Xynergy: One stop-shop#

xynergy.xynergy.xynergy(df: DataFrame, dose_cols: list[str], response_col: str, experiment_cols: list[str] | str | None, response_is_percent: bool, complete_response_is_0: bool, pre_impute_method: str = 'RBFSurface', pre_impute_target: str = 'response', pre_impute_reference_for_target: str = 'bliss', pre_impute_clip_response_bounds: tuple[float, float] | None = (0.0, 100.0), factorization_method: list[str] | str = ['NMF', 'SVD', 'RPCA'], synergy_method: list[str] | str = ['bliss', 'hsa', 'loewe', 'zip'], use_single_drug_response_data: bool = True, post_impute_tuning: str = 'Predefined', log: str = 'all') → DataFrame#

Impute missing values and calculate synergy from a (or several) dose-response matrices.

Parameters#

df: polars.DataFrame

Contains, minimally, one response and two agent doses per row.

dose_cols: list

A list of exactly two columns names that contain untransformed numeric values of agent dose

response_col: string

The name of the column that contains response data. Can be multiple columns, though they will be unpivoted to a single column.
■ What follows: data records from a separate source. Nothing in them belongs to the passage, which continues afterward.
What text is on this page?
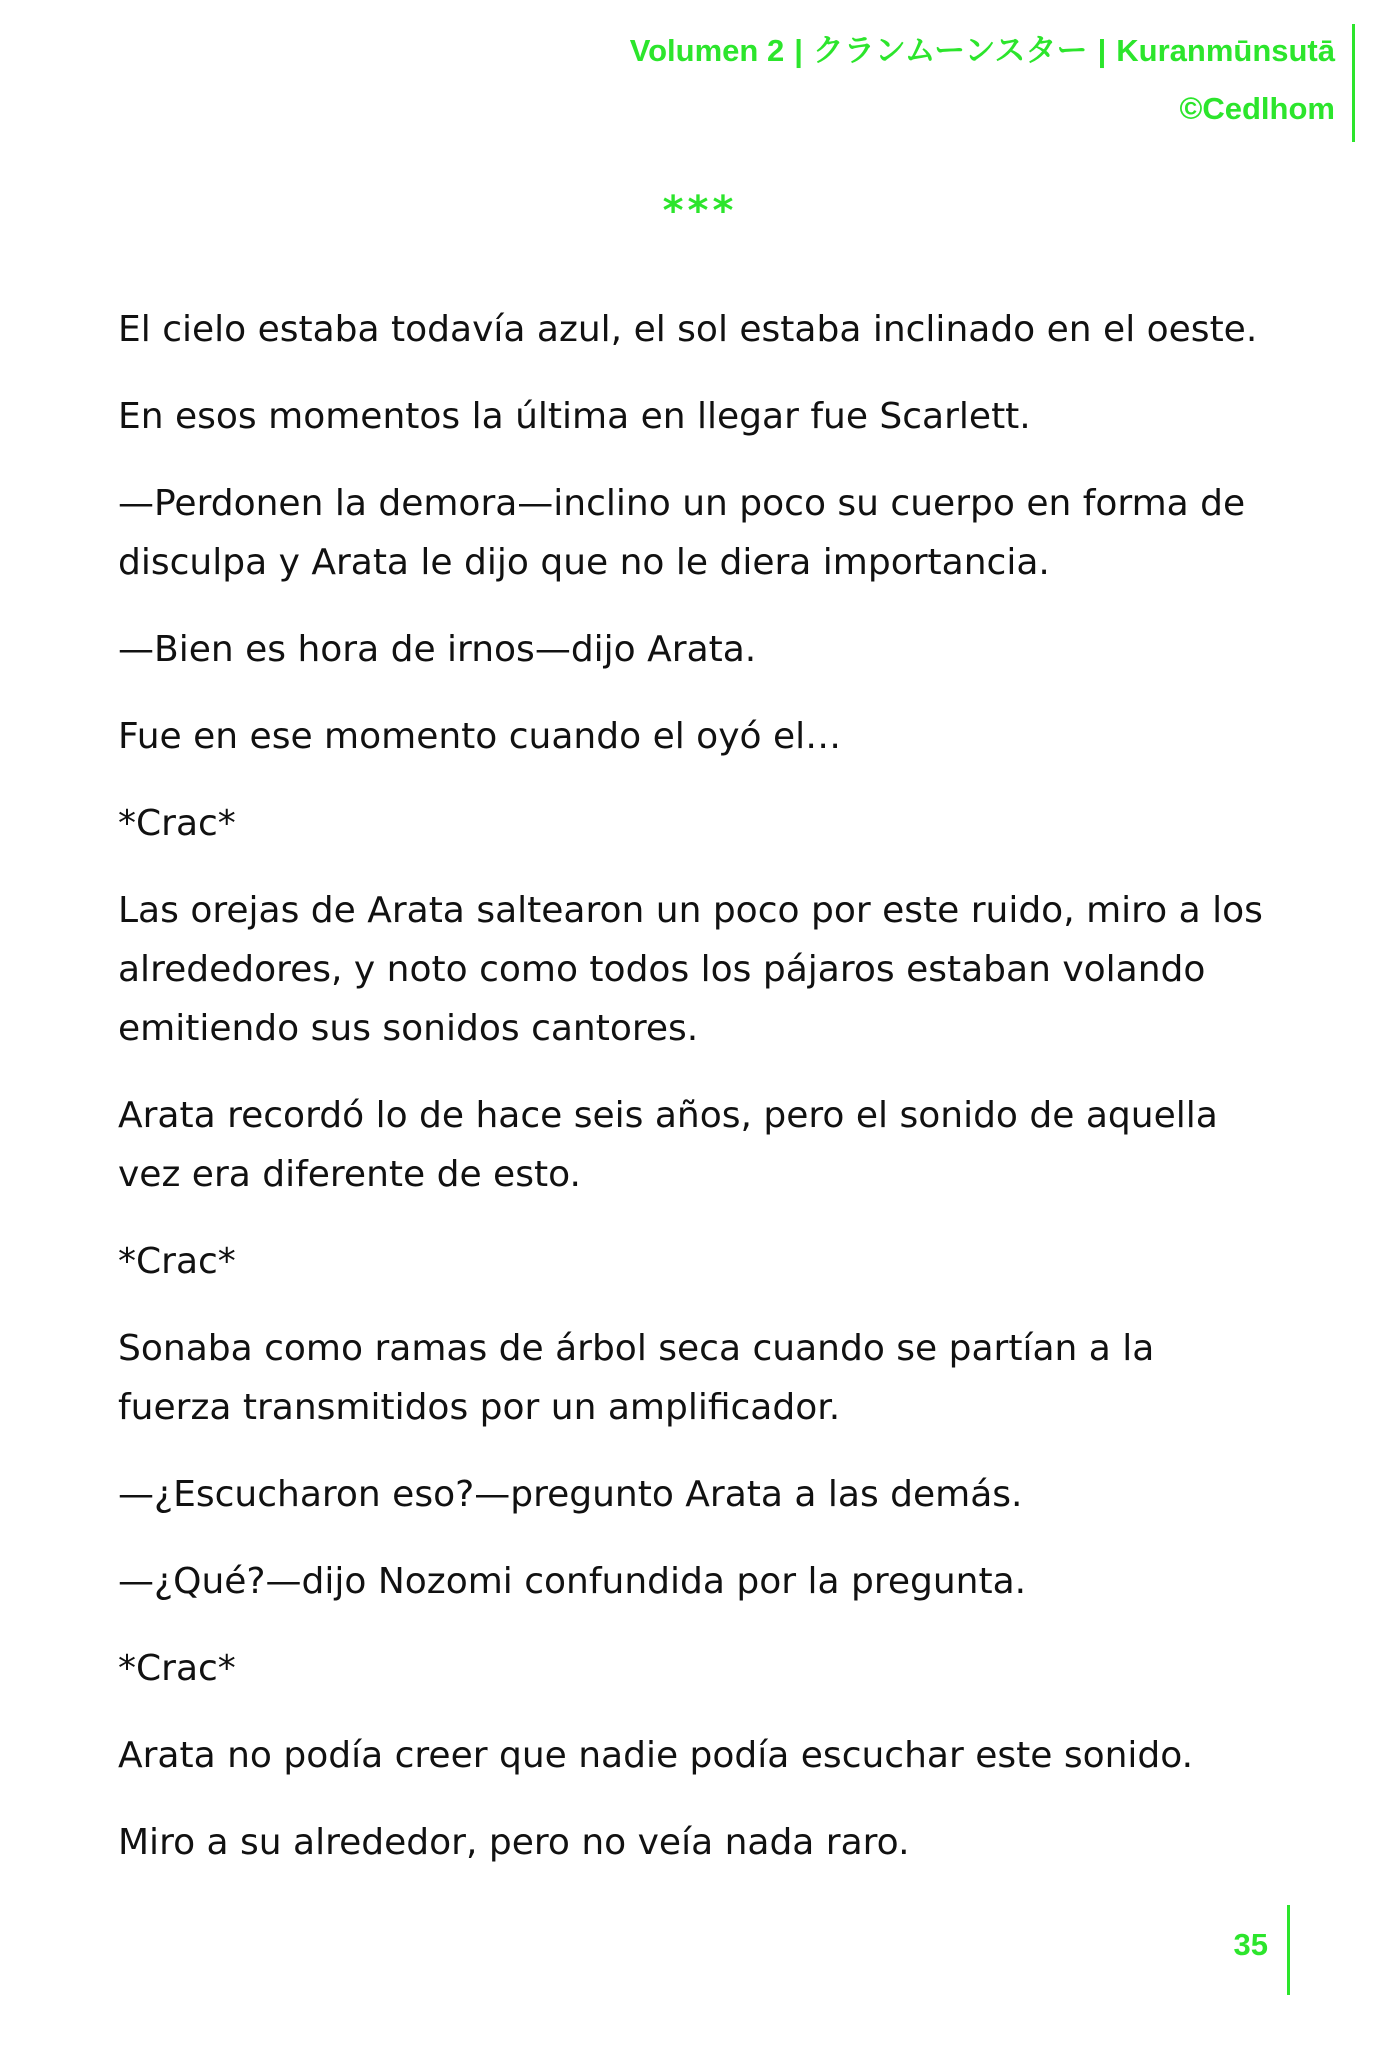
Volumen 2 | クランムーンスター | Kuranmūnsutā
©Cedlhom
***

El cielo estaba todavía azul, el sol estaba inclinado en el oeste.

En esos momentos la última en llegar fue Scarlett.

—Perdonen la demora—inclino un poco su cuerpo en forma de disculpa y Arata le dijo que no le diera importancia.

—Bien es hora de irnos—dijo Arata.

Fue en ese momento cuando el oyó el…

*Crac*

Las orejas de Arata saltearon un poco por este ruido, miro a los alrededores, y noto como todos los pájaros estaban volando emitiendo sus sonidos cantores.

Arata recordó lo de hace seis años, pero el sonido de aquella vez era diferente de esto.

*Crac*

Sonaba como ramas de árbol seca cuando se partían a la fuerza transmitidos por un amplificador.

—¿Escucharon eso?—pregunto Arata a las demás.

—¿Qué?—dijo Nozomi confundida por la pregunta.

*Crac*

Arata no podía creer que nadie podía escuchar este sonido.

Miro a su alrededor, pero no veía nada raro.

35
experiment_cols: list[str] or string, optional

The names of columns that should be used to distinguish one dose pair’s response from another. If none are supplied, two rows with the same doses will be considered replicates. One common application of this might be to provide columns containing the names of drugs used.

response_is_percent: bool

Is the response a percentage (ranges from 0-100) or is it a probability/ratio (ranges from 0-1)?

complete_response_is_0: bool

Is the response reported as (for instance) survival, where a complete response would be 0? Or is it something like (again, for instance) killing, where a complete response would be 1 (in the case of response_is_percent = False) or 100 (in the case of reponse_is_percent = True)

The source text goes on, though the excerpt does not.